We start in Pueblo, Colorado where employees of a local Red Lobster found a naturally orange lobster.
Nicknamed "Crush" for the Denver Broncos defense, orange lobsters are very rare, as in one in every thirty million!
My first thought is how closely an orange lobster resembles a cooked lobster and how fortunate it was to be picked out of the crowd for survival.
Crush was donated to the Denver Aquarium where he will be seen by the public after a quarantine period.
We moved to New England for more orange lobsters as "Peaches" gave birth to what is hoped to be many orange lobsters.
Although the odds are that only a few will turn out to be orange, finding Peaches with eggs gives some hope with orange lobsters being so scarce, egg-bearing orange lobsters are rare on the rare scale!

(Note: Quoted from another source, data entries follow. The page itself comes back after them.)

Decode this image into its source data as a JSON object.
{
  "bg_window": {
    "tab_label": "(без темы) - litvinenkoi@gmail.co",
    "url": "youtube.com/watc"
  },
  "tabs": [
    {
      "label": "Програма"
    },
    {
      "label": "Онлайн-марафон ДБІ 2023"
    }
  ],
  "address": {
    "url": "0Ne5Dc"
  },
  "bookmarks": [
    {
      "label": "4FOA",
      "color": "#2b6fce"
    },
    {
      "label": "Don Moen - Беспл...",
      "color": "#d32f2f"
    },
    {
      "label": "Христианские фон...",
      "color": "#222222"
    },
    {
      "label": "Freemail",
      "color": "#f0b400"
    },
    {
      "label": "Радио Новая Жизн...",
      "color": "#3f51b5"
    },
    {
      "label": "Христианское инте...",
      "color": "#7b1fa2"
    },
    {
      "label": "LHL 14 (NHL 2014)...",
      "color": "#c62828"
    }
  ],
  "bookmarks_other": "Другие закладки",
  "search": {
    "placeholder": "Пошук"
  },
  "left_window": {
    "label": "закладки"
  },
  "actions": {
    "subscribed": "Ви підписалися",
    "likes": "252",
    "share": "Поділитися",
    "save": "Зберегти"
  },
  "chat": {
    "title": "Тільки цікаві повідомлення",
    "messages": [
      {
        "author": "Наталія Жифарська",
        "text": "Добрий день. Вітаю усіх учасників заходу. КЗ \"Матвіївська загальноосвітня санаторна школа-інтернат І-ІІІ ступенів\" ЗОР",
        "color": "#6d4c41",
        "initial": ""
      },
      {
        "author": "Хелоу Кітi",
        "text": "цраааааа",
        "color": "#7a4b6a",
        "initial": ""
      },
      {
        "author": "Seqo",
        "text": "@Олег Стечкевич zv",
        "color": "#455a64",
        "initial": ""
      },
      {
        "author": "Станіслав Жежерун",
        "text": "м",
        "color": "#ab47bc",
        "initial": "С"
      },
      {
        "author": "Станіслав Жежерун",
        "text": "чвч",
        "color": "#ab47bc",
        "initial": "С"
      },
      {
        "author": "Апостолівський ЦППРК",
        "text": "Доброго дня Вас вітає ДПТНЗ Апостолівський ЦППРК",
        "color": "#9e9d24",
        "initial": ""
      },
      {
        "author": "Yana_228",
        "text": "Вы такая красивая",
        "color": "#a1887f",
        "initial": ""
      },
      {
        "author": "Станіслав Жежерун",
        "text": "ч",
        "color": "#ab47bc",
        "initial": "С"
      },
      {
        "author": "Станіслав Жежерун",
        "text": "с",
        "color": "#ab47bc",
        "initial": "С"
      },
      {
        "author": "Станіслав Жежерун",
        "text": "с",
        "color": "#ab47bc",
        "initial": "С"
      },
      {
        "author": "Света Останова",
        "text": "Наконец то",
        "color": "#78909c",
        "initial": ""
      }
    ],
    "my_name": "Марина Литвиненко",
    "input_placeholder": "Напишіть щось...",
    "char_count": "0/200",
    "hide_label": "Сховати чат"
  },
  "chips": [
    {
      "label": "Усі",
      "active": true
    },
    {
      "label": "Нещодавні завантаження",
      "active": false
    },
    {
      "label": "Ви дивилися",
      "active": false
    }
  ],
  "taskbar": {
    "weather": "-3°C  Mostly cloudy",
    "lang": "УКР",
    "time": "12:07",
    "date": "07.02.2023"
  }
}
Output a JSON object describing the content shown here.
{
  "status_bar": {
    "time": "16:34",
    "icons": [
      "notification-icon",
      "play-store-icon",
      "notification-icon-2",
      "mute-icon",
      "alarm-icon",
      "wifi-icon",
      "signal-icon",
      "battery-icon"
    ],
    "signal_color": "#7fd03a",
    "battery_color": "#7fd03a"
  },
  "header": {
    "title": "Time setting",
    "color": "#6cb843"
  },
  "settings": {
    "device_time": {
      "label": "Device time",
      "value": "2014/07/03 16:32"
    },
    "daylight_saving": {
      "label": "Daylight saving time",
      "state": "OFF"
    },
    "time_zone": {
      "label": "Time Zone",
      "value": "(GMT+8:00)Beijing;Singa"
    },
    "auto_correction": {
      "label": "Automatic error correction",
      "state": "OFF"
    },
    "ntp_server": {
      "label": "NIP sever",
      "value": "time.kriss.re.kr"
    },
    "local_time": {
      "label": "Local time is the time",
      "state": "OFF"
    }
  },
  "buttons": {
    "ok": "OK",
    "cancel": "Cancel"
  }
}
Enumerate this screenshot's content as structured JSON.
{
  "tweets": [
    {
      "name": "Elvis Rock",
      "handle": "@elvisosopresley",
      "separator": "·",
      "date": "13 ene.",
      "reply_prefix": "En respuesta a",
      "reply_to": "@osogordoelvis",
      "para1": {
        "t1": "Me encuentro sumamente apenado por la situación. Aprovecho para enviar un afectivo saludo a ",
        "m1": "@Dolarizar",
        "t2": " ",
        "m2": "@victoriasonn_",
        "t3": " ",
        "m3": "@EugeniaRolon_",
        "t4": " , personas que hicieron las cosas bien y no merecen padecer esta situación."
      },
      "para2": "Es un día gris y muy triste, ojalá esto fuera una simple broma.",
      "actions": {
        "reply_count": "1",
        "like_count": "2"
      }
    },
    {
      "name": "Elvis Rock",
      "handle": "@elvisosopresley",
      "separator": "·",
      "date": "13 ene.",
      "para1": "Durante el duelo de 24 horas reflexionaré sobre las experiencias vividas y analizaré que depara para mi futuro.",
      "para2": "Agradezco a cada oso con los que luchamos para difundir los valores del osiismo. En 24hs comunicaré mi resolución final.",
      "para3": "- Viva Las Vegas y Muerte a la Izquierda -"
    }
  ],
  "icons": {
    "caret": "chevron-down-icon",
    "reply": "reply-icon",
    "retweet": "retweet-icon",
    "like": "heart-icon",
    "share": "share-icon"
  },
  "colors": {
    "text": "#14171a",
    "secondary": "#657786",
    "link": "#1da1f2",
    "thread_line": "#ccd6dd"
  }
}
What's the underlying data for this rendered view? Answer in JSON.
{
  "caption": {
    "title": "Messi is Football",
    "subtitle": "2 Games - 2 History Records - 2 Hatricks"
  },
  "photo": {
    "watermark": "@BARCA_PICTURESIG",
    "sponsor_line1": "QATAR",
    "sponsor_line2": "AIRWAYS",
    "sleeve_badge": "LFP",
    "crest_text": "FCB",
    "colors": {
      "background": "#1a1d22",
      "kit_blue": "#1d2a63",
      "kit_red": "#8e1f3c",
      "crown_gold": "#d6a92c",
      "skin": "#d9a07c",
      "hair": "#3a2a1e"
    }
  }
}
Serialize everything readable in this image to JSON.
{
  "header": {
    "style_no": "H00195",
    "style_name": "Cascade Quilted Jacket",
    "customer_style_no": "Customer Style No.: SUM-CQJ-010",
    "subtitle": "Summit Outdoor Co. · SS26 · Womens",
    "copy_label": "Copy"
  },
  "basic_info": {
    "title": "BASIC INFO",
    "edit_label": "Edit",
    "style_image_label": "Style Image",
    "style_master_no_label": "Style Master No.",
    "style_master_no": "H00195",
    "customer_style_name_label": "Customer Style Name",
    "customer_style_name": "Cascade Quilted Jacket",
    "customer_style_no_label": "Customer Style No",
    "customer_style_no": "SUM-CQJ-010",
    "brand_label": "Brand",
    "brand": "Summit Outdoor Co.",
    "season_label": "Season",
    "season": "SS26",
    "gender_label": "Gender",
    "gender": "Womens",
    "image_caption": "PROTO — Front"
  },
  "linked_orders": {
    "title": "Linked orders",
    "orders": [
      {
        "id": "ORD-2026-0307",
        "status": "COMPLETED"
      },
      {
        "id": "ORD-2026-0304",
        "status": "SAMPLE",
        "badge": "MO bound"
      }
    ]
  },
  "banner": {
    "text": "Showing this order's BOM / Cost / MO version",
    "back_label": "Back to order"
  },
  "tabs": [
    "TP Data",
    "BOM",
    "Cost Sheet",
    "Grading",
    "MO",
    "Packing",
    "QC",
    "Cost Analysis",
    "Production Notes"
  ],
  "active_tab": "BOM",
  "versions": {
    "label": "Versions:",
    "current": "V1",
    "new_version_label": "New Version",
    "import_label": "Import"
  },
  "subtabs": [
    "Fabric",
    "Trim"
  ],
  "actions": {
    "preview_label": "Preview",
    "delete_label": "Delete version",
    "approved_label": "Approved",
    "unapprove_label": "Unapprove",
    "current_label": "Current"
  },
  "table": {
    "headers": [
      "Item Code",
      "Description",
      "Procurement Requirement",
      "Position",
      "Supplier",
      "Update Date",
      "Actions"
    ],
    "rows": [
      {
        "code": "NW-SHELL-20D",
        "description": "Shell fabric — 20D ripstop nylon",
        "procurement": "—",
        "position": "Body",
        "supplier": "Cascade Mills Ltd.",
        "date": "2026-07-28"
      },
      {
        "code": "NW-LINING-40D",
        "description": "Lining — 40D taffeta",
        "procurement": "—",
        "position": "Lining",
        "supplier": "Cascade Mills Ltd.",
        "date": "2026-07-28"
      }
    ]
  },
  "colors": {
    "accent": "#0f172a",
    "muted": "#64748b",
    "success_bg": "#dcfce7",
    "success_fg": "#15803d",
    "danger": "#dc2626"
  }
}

We stay in New England and Concord, Massachusetts where archaeologists have found musket balls that date back 250 years to the famous "Shot heard around the world" that escalated the beginning of the American Revolution.
Early reports state that they are likely to have been shot by British troops during the battle in April 1775.
Atlas Obscura writes of the renovation of the first airplane to be used as "Air Force One" as the official plane of the President is referred to.
The 1948 Lockheed C-Constellation was upgraded by Dwight Eisenhower and became the first plane to use the name Air Force One in 1953.
The plane moved to Vice President Richard Nixon in 1954 and was retired in 1968 to an Arizona storage facility, where no one realized its status until 1978.
The plane is currently being restored in Virginia, where it has been since 2016.